The first thing to do is to figure out "linear in what?"!
A good way to analyze the complexity of such an algorithm is w.r.t. the
size of the set of FDs it processes. Since all we have to do is
to see if a given FD X->Y holds, we could try computing the closure of
X and see if Y occurs in this set. The naive way to do this
is to start with an empty set (as the closure of X) and keep adding
attributes to it (using some FD) until it stops changing. This
is the algorithm presented in Fig. 6.7 in the boat book,
Fig. 15.6 in the cow book, and is reproduced here:
Algorithm Naive-Closure
Answer = {X}
Do
Foreach FD A->B in the given set
If A is a subset of Answer, then Answer = Answer U B
Until Answer doesn't change (how would you determine this?)
It is easy to see that you might need to do two complete "sweeps"
in the worst-case, leading to a quadratic time algorithm. The
intuition behind the linear time algorithm is as follows: You
take some extra space to "preprocess" the given set of FDs so that
each FD gets "fired" at exactly the right moment when you have all the
attributes on the left hand side of it. To do this efficiently,
you need to first precompute two functions, one from
attributes to the FDs
they can help "fire" and another from FDs to the number of attributes that
are needed to "fire" them (a running counter).
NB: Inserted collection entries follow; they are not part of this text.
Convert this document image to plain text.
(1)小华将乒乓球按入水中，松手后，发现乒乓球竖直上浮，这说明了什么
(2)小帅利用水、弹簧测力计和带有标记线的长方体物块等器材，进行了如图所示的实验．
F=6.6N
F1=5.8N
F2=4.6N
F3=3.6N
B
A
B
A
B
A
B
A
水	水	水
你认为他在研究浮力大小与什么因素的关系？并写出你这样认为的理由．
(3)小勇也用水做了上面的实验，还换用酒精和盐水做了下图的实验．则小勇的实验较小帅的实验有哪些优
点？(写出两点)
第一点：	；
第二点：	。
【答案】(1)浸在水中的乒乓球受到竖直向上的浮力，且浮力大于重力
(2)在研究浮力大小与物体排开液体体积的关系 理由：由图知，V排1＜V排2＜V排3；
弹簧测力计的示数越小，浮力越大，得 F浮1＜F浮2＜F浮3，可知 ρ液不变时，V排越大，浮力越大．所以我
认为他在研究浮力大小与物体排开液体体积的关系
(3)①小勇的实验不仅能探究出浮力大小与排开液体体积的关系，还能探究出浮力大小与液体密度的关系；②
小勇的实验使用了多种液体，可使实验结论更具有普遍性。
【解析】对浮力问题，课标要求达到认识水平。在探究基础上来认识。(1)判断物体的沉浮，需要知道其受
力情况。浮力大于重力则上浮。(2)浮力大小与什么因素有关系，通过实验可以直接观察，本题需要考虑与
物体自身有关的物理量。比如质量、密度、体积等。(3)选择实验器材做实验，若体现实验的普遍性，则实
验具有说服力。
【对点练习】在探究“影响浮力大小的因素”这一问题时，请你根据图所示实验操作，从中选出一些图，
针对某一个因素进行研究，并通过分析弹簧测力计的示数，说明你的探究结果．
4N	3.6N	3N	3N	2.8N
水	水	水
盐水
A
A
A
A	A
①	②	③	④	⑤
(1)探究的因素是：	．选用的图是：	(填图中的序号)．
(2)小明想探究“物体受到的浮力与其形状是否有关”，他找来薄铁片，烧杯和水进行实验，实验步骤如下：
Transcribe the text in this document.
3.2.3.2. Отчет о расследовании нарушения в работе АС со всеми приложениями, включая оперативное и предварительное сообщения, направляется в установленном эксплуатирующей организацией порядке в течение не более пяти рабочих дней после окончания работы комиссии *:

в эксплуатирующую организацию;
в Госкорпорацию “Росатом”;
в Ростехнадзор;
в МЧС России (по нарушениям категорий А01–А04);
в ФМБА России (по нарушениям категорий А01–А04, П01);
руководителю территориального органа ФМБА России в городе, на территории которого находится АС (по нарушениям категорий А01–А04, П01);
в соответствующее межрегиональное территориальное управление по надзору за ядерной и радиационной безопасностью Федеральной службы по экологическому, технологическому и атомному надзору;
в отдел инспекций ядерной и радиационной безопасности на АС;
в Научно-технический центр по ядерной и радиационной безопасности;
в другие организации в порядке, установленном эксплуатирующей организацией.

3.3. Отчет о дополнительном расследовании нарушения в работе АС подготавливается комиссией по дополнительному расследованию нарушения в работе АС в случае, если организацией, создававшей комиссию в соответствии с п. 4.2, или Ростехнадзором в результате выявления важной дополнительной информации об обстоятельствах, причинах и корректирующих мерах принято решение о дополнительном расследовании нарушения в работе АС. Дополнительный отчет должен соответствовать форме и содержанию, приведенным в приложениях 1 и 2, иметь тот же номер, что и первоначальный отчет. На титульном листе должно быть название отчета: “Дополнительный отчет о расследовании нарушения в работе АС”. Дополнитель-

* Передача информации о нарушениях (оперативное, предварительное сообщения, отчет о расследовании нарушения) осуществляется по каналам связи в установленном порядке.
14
This is to save us a lot of
overhead in book-keeping. We present these in a pseudo-C
fashion:
- FD* atof( ATTR a) is a function that takes an attribute "a" as input
and spits out a list of FDs for which "a" appears on the left hand side.
Notice that this function can be "designed" in O(nm) time, where "n"
is the number of FDs and "m" is the number of attributes. How?
- int ftoa[FD f] is an array (a function in the
mathematical sense) indexed by FDs (like an FD-id). In other words,
it takes an FD as input and returns the number of attributes on the
left hand side of the FD. This function can be "designed" in O(n) time.
Initially this array will contain the full number of attributes
needed to fire, which we will decrement as we keep adding attributes
to our closure. Neat!
Now, the algorithm can be given as:
Answer = {};
Algorithm Closure
Foreach attribute "a" in X
Answer = Answer U {a};
Foreach FD f in atof(a)
ftoa[f] = ftoa[f] - 1; /* why? */
/* check if it is ready to fire */
if (ftoa[f] == 0) {
Closure(Y) where Y is the right hand side of FD f;
}
Why does this work? If you traverse it carefully, you will see that
this algorithm is being really selective in the order of FDs that it
fires and how it adds attributes. Moreover, once fired, an FD is never
used again. It is thus linear in
the size of the FDs (which is the sum total of the attributes in each
of the FDs). We leave this proof to the reader (it is a simple
complexity analysis of a recurrence equation). Also notice the tail-recursive
nature of the algorithm; the recursion can be elegantly removed if this
is an issue.